Colin Brazier: 20 years after the Bradford Riots, we can't forget the lessons

Colin Brazier: 20 years after the Bradford Riots, we can't forget the lessons
Colin Brazier Bradford viewpoint
Colin Brazier

By Colin Brazier


Published: 09/07/2021

- 20:16

Updated: 09/07/2021

- 20:45

An anniversary Britain would rather forget

This week an anniversary Britain would rather forget. Twenty years since some of the worst violence on the mainland in decades. The setting was my home city of Bradford.

Rioting, or as the BBC preferred this week – an “uprising” - that left 300 police officers injured, shops, businesses and pubs destroyed and community relations disfigured for a generation.


On the night of the worse disturbances, a Labour party social club was set on fire and the doors barricaded shut. When firefighters arrived to rescue those inside, they were attacked with bricks. That nobody died was a miracle and a function of what became a massive police operation to quell the violence, involving a thousand officers in riot gear.

Like many Bradfordians I felt those events in the summer of 2001 were brushed under the carpet, which is probably unfair. The courts made an example of 200 rioters. The long sentences they handed down may well have deterred a repeat of the violence.

As a journalist, it’s a story I’ve kept returning to. Partly that’s because what happens in Bradford matters. Far from being the ‘northern mill town’ it was routinely described as by London-based headline writers, Bradford is Britain’s seventh largest city.

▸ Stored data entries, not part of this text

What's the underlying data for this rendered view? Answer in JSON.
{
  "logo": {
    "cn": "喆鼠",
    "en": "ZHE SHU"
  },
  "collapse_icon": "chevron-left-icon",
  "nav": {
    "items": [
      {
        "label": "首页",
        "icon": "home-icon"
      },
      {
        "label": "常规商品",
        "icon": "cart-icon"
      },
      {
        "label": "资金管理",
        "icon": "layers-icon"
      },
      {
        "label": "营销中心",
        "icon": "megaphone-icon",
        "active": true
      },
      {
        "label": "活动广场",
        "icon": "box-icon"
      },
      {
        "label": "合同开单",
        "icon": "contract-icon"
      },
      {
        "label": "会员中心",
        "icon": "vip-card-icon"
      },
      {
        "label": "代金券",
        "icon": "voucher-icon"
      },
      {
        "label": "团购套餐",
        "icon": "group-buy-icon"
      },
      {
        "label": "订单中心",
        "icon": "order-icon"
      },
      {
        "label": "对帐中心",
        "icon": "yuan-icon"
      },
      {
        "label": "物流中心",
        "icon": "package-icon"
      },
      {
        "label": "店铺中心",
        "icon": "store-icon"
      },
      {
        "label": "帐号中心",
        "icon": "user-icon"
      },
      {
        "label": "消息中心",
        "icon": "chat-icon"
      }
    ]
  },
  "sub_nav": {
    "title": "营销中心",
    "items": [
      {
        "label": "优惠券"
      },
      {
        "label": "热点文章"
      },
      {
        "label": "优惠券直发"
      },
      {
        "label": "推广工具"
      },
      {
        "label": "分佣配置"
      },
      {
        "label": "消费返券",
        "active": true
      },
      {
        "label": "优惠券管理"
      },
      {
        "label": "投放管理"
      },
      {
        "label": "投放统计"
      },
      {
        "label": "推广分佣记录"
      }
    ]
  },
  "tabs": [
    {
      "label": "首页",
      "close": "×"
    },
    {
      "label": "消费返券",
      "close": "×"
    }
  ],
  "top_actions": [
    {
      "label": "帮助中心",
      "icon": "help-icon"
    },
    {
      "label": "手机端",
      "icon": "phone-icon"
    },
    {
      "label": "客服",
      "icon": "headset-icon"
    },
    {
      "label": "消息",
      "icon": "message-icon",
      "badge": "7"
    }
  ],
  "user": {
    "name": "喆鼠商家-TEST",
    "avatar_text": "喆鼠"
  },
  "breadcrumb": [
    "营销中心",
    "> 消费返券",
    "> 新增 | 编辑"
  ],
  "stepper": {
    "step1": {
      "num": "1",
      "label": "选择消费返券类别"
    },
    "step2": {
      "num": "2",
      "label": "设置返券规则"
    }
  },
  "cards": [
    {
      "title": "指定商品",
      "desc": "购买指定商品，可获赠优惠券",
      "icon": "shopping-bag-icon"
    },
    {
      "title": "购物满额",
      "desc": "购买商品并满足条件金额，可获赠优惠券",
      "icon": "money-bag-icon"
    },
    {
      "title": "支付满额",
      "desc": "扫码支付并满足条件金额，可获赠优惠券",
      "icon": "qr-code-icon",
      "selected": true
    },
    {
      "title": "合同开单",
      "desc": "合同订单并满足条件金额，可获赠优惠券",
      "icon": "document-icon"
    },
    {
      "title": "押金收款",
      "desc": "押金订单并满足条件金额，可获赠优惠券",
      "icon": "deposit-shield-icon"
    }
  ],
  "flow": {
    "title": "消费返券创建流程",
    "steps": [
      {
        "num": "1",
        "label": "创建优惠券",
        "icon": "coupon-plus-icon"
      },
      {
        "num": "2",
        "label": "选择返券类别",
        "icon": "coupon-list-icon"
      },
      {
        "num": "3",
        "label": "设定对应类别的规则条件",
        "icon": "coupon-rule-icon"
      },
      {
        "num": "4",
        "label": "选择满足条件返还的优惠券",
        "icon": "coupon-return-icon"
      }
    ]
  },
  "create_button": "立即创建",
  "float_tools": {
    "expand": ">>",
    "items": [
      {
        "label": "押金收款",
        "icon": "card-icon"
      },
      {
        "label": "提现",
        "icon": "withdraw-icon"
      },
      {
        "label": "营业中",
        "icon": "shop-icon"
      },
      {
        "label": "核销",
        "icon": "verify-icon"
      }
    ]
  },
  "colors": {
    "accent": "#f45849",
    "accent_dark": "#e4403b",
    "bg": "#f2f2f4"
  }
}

Given the size and youthfulness of its expanding Pakistani-heritage population, Bradford’s Muslims will have a big and growing say in our national conversations about faith and race. They already have. It was in Bradford, before the TV cameras, that Salman Rushdie’s Satanic Verses was burned in 1989.

As a journalist I spent months working in Pakistan. On one occasion I returned to Bradford from Islamabad to discover that the church where I was baptised as a baby had been firebombed.

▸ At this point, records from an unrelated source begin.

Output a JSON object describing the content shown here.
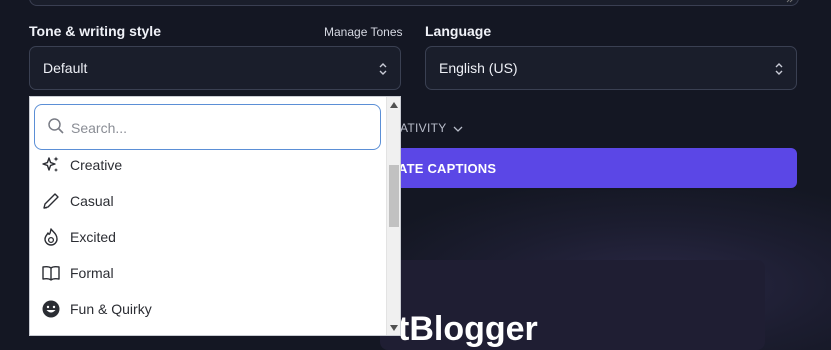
{
  "tone": {
    "label": "Tone & writing style",
    "manage_link": "Manage Tones",
    "selected": "Default",
    "search_placeholder": "Search...",
    "options": [
      {
        "label": "Creative",
        "icon": "sparkles-icon"
      },
      {
        "label": "Casual",
        "icon": "pencil-icon"
      },
      {
        "label": "Excited",
        "icon": "flame-icon"
      },
      {
        "label": "Formal",
        "icon": "book-icon"
      },
      {
        "label": "Fun & Quirky",
        "icon": "smiley-icon"
      }
    ]
  },
  "language": {
    "label": "Language",
    "selected": "English (US)"
  },
  "creativity": {
    "label": "ATIVITY"
  },
  "generate": {
    "label": "ATE CAPTIONS"
  },
  "preview": {
    "text": "tBlogger"
  },
  "colors": {
    "accent": "#5b47e6",
    "background": "#141723",
    "focus": "#5b8fd6"
  }
}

Twice I took a camera crew to Bradford – in 2005 and again in 2013 - to try and unpick what happened there in 2001, not to pick at the scab, but to understand better a story that matters more than ever. I interviewed George Galloway, then a Bradford MP, and still – as we’ve seen recently in Batley – reaching out to a community that he says feels misunderstood. I went back to the home I was born in, and found the Kashmiri-heritage mother of three who lived there had recently ditched her jeans, and husband, to become a devout Muslim.

And I listened to my relatives who still live in Bradford, whose lives sometimes bump-up hard against the multicultural pieties they are encouraged to embrace.

Will there be a repeat of the riots? I have no idea. But then nor did Herman Ouseley, the former chairman of the Commission for Racial Equality who wrote a report on race relations in the city. It caused a stir, painting a picture of segregated communities living parallel lives and viewing each other with suspicion and fear. People assumed that because the report’s publication came just after the riots, it was informed by them. In fact, it was written before they occurred, failing to predict the violence, even as it painted an unvarnished and, as it turned out, prescient picture of why they happened.